Functional purity isn’t just subtraction

There is a version of beverage optimization that imagines removal as the sole aim: Strip out everything potentially harmful, and you’ll end up with something that’s inherently safer but also inherently flatter and less interesting for it. Then there is the more nuanced version, in which removal is one half of the game.

Polyphenols are the antioxidants found in high levels in grape skins. The bioavailability – i.e., how much of it your body can actually absorb – of this compound is also influenced by what else is in the beverage. Name a few oxidative stressors associated with contaminants in the mix, and you could also be increasing the “net” biological benefit of what is left.

Enter the consideration of organic certification. This type of production means fewer synthetic pesticides precariously swallowed (or inhaled by those unlucky vineyard workers) during planting, growing, and harvesting of grapes.

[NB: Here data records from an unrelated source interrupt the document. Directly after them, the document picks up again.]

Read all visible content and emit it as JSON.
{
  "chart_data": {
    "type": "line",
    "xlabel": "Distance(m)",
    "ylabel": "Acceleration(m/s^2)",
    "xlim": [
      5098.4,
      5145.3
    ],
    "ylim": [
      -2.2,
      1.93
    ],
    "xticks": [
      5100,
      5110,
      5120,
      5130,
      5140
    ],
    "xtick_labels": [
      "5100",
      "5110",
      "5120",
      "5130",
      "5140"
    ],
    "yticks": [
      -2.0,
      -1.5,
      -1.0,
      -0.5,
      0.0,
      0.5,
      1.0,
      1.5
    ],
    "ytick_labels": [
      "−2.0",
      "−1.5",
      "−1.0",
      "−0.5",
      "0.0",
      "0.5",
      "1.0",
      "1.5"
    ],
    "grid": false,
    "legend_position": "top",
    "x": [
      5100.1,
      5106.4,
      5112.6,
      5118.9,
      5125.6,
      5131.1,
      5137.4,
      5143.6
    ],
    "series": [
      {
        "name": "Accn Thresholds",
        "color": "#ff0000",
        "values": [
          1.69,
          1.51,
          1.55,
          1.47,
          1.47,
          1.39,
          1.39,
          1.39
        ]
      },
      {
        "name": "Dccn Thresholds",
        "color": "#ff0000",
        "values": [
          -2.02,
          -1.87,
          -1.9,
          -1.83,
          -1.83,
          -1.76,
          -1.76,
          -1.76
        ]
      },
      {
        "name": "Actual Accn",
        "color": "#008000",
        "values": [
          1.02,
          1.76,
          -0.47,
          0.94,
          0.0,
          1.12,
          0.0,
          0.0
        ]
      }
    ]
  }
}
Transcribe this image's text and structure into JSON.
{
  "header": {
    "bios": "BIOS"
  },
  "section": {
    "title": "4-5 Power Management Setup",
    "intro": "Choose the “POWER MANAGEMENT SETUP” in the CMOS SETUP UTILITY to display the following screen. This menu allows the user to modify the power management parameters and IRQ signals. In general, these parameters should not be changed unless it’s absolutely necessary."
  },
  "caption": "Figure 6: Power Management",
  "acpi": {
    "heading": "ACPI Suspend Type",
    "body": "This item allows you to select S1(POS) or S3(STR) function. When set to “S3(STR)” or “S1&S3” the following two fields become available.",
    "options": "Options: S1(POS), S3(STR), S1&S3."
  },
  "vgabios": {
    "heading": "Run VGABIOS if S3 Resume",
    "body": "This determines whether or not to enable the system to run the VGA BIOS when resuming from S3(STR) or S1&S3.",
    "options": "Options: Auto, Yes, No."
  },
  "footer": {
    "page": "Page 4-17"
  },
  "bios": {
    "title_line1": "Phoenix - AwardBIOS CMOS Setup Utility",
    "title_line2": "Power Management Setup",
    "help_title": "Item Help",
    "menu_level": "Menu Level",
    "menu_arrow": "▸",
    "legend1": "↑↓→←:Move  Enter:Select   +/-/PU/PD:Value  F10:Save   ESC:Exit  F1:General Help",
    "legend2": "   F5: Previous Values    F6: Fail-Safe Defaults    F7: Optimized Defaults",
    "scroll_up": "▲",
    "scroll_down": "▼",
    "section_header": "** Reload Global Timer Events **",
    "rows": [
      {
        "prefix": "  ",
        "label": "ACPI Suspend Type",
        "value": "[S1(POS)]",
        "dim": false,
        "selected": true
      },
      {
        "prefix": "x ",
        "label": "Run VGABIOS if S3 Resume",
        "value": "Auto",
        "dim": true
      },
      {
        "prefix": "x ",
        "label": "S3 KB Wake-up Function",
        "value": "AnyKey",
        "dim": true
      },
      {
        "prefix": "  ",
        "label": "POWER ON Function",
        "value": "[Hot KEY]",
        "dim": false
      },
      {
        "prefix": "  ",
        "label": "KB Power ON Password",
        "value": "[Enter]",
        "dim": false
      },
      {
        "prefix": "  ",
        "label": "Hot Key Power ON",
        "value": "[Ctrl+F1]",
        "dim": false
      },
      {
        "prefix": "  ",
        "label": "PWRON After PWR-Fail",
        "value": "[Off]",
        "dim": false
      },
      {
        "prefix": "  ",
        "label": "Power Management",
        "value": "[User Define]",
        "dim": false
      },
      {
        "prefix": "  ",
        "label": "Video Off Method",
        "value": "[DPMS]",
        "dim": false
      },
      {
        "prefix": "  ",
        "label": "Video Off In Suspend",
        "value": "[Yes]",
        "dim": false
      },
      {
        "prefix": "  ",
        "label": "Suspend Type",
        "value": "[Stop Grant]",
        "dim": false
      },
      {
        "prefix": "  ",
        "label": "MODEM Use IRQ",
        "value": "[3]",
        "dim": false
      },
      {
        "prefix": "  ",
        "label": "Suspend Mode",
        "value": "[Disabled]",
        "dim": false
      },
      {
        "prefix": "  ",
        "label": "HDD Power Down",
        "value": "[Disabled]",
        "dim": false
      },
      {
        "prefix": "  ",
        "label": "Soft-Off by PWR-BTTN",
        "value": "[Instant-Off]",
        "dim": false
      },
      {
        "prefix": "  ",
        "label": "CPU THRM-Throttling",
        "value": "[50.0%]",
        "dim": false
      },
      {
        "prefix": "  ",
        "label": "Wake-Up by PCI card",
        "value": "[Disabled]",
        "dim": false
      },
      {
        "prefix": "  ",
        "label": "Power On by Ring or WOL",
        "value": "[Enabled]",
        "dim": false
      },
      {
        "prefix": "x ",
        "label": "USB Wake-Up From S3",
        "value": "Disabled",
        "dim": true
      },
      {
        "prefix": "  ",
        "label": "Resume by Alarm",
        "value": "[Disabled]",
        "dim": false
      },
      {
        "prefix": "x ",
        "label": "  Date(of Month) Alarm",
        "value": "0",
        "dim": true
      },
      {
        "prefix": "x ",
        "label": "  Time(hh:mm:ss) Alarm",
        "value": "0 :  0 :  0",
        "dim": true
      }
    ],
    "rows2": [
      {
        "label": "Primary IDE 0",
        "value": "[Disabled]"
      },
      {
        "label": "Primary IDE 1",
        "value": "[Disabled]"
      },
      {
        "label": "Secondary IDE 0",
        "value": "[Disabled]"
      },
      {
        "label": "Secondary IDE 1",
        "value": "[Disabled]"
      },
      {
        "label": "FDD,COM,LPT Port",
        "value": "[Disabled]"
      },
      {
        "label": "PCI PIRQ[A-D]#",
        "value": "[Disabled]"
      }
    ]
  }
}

This includes lower herbicide loading entry, a real plus for people taking the long view and who are particularly mindful about the steady accumulation of chemicals over years of use.

The optimization mindset

Purity in beverages does not imply fear or complete avoidance. It’s about minimizing the physiological burden that accompanies the consumption of beverages that most of us don’t want to eliminate from our lives. Wine, coffee, craft beer are all social, and sensory pleasures with various quality nuances we should be concerned about.

The high-level approach is to learn the chemical composition of those beverages and identify the compounds or by-products that are responsible for the unwanted reactions in your body. Then, find tools that can reduce the concentration of those compounds in a less invasive way but with the best results. This is a better strategy than simply drinking less of a beverage you enjoy. Prevent rather than avoid, target rather than restrict.